Maybe it’s because I’m imposing my own mental schema on the rest of the world. After all, Kant was right when he said, “Our intellect does not draw its laws from nature but imposes its laws on nature.” Or maybe it’s because mirrors are easier to see than other things. After all, they’re shiny, widely useful, and placed in conspicuous locations throughout homes, hallways, and historiographies. Or maybe it’s because the metaphor of the mirror–the reflection, the sign, the dialectic, the simulation, the narcissistic dream–is so powerful and so central to the human imagination that mirrors really are everywhere we look.
The gift of consciousness is the (a priori?) knowledge that there is something out there–some “truth”–beyond what we can immediately perceive. Any living being can experience the growth of a tree inasmuch as it grows vertically, branches out in various directions, and doesn’t move very quickly. But it’s perhaps uniquely human to wonder about the laws or meaning behind the growth of a tree–only we ask, “Why?”

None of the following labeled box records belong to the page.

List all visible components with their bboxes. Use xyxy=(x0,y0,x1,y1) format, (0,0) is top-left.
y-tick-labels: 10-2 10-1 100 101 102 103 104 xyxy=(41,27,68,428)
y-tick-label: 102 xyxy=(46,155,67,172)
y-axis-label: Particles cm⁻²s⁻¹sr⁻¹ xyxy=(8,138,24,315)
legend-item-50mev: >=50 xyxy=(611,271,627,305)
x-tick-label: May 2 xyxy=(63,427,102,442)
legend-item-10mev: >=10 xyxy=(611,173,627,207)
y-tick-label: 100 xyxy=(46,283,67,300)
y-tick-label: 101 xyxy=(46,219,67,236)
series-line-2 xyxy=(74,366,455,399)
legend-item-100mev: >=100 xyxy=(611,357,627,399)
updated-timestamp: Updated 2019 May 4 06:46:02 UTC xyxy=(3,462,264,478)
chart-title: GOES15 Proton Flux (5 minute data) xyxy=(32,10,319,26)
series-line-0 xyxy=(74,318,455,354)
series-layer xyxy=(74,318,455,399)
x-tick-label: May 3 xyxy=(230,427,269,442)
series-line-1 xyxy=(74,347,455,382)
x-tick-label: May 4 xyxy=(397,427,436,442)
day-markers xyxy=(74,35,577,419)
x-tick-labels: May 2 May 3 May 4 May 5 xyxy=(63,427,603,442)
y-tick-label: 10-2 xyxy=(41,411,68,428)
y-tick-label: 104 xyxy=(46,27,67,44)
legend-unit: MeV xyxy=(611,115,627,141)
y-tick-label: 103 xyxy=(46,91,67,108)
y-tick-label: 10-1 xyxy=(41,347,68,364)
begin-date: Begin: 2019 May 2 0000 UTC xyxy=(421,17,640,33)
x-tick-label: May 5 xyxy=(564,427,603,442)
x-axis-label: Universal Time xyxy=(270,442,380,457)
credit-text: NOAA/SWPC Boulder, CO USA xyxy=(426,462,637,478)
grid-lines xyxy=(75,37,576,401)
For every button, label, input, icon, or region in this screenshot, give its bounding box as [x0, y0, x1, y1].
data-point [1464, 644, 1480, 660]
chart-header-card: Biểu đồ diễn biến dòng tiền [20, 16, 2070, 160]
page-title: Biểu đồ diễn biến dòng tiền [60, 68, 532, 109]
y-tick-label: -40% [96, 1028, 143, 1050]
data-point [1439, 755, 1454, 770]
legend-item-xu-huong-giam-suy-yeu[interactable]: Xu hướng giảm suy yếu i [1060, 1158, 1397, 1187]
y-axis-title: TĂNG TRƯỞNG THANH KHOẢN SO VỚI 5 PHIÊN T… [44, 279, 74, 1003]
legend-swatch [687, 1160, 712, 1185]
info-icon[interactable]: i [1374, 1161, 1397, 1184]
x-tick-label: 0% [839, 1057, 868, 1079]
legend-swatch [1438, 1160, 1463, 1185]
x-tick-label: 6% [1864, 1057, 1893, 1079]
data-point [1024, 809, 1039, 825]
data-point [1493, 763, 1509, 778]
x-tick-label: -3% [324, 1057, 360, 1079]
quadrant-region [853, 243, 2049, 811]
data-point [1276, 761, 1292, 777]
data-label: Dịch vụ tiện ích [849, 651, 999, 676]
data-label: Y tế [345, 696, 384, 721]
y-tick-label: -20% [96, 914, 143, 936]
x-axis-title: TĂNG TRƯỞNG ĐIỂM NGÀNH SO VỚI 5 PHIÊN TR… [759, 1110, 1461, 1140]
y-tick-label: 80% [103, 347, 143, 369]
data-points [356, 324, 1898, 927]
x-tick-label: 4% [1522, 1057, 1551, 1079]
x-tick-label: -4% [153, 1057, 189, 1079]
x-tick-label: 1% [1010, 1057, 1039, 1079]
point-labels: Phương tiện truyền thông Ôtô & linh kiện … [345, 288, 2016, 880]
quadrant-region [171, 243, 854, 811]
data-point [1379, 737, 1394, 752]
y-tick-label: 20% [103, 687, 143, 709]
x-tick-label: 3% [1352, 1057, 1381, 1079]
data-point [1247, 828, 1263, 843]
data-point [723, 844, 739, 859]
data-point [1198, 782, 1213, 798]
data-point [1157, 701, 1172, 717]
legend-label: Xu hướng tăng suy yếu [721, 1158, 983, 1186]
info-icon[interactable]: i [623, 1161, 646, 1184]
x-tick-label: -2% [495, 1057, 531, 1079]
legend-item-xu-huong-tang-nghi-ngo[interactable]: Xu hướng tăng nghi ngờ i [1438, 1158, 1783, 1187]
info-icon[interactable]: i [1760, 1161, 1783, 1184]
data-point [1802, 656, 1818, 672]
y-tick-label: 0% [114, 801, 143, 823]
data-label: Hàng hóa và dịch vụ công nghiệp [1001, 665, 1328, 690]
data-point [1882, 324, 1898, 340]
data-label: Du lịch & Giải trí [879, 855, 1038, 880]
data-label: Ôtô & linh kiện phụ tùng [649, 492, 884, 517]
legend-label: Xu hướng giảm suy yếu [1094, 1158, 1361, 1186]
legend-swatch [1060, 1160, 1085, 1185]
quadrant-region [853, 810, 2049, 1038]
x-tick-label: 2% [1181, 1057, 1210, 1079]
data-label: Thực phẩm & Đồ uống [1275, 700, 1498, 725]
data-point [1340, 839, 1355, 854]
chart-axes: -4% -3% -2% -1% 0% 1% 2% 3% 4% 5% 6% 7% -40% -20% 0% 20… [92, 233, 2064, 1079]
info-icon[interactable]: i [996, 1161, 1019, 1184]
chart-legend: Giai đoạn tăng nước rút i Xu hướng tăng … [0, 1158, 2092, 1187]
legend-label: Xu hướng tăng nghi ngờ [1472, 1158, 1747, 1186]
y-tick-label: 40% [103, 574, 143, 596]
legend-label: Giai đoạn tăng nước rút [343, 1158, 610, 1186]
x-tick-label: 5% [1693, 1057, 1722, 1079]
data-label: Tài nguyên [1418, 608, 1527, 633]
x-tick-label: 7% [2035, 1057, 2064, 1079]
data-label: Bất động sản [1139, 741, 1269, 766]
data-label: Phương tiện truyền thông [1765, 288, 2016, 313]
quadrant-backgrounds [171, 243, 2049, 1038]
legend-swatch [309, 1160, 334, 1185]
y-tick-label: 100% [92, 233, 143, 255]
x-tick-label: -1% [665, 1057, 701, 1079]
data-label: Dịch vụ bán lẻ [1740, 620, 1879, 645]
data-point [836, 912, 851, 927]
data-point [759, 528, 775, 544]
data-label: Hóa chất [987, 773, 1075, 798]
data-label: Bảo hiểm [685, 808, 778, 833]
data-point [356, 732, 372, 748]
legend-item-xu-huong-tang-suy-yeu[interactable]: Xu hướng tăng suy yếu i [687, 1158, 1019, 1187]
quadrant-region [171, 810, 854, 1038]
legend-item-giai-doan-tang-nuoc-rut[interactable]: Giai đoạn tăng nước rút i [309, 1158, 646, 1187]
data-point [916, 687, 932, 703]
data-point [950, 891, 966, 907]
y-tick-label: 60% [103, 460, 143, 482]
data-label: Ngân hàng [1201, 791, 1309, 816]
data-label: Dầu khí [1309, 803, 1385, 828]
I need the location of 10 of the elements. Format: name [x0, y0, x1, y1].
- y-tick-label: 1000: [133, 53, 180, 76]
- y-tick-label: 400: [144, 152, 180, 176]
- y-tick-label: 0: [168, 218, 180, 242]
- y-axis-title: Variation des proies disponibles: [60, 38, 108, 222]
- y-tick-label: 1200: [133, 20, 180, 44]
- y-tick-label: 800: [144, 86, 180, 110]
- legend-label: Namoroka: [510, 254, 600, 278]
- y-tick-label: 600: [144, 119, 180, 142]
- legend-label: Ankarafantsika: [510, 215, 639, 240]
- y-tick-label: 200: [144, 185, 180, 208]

Our individual and collective capacity for symbolic thought predisposes us to believe in the epistemic validity of dialectics and dichotomies. Language depends upon the assumption that objects and processes in the real world can be expressed in terms of symbols. Science–and in fact, any system intended to create knowledge–depends on mirrored relationships to link what we see and hear and taste to what we can’t possibly perceive.
Philosophers, especially philosophers of mind, have always had trouble with what they call qualia. How do we know that what you see and what I see correspond to the same thing in the real world? Do concepts independent of subjective experience, or qualia, exist? This is part of the problem of underdetermination, the idea that theories are or can be independent of evidence: the same evidence (the sun always sets in the west) can be used to form different and equally valid theories of nature (the Earth orbits the sun, or the sun orbits the Earth). The shadow of reality takes a different shape depending on the texture of the surface on which it is projected.
The fantasy of correspondence is the idea that theory and knowledge can be grounded in materiality. It is an ancient dream, visible in the Enlightenment ethos that rational (mathematical, logical, symbolic) thought can reflect and reveal the hidden natural order and all of its Utopian potential. But it is also a modern dream, incarnated as our newfound faith that digitization and interdependence can simulate a more perfect universe.
Our tools have historically been both proxies and catalysts for our changing understandings of the reflecting plane between objectivity and subjectivity. The development of printing in the 16th century splintered the Holy Roman Empire, and at the same time established new structures of knowledge and power throughout the world. The camera’s mechanical fidelity and emotionless distance from its subject altered and was altered by changing concepts of reproducibility and truth-to-nature. And now, simulation technologies from supercomputers to MRIs are at the center of changing concepts of observability, experimentation, and reality.
Karl Popper, responding to the sterile linguistic mathematics of the logical positivists, imagined an “induction machine” that might model the universe by using mirrored correspondences between simulation and reality:
In constructing an induction machine we, the architects of the machine, must decide a priori what constitutes its “world”; what things are taken to be similar or equal; and what kind of laws we wish the machine to be able to “discover” in its “world.” In other words we must build into the machine a framework determining what is relevant or interesting in its world: the machine will have its “inborn” selection principles. The problems of similarity will have been solved for it by its makers who thus have interpreted the “world” for the machine.
Simulation is probably not a solution to the correspondence problem, the problem of mirrors. Technologies of simulation are and will always remain tools developed and trained by human beings, and therefore will never be able to do or see something we cannot (but they can make things apparent that we have overlooked). But by bringing the mirror to our attention–by making material the until now invisible logical relationship between that which we experience and that which we know to be real–they provide us with a site for ultimate self-exploration.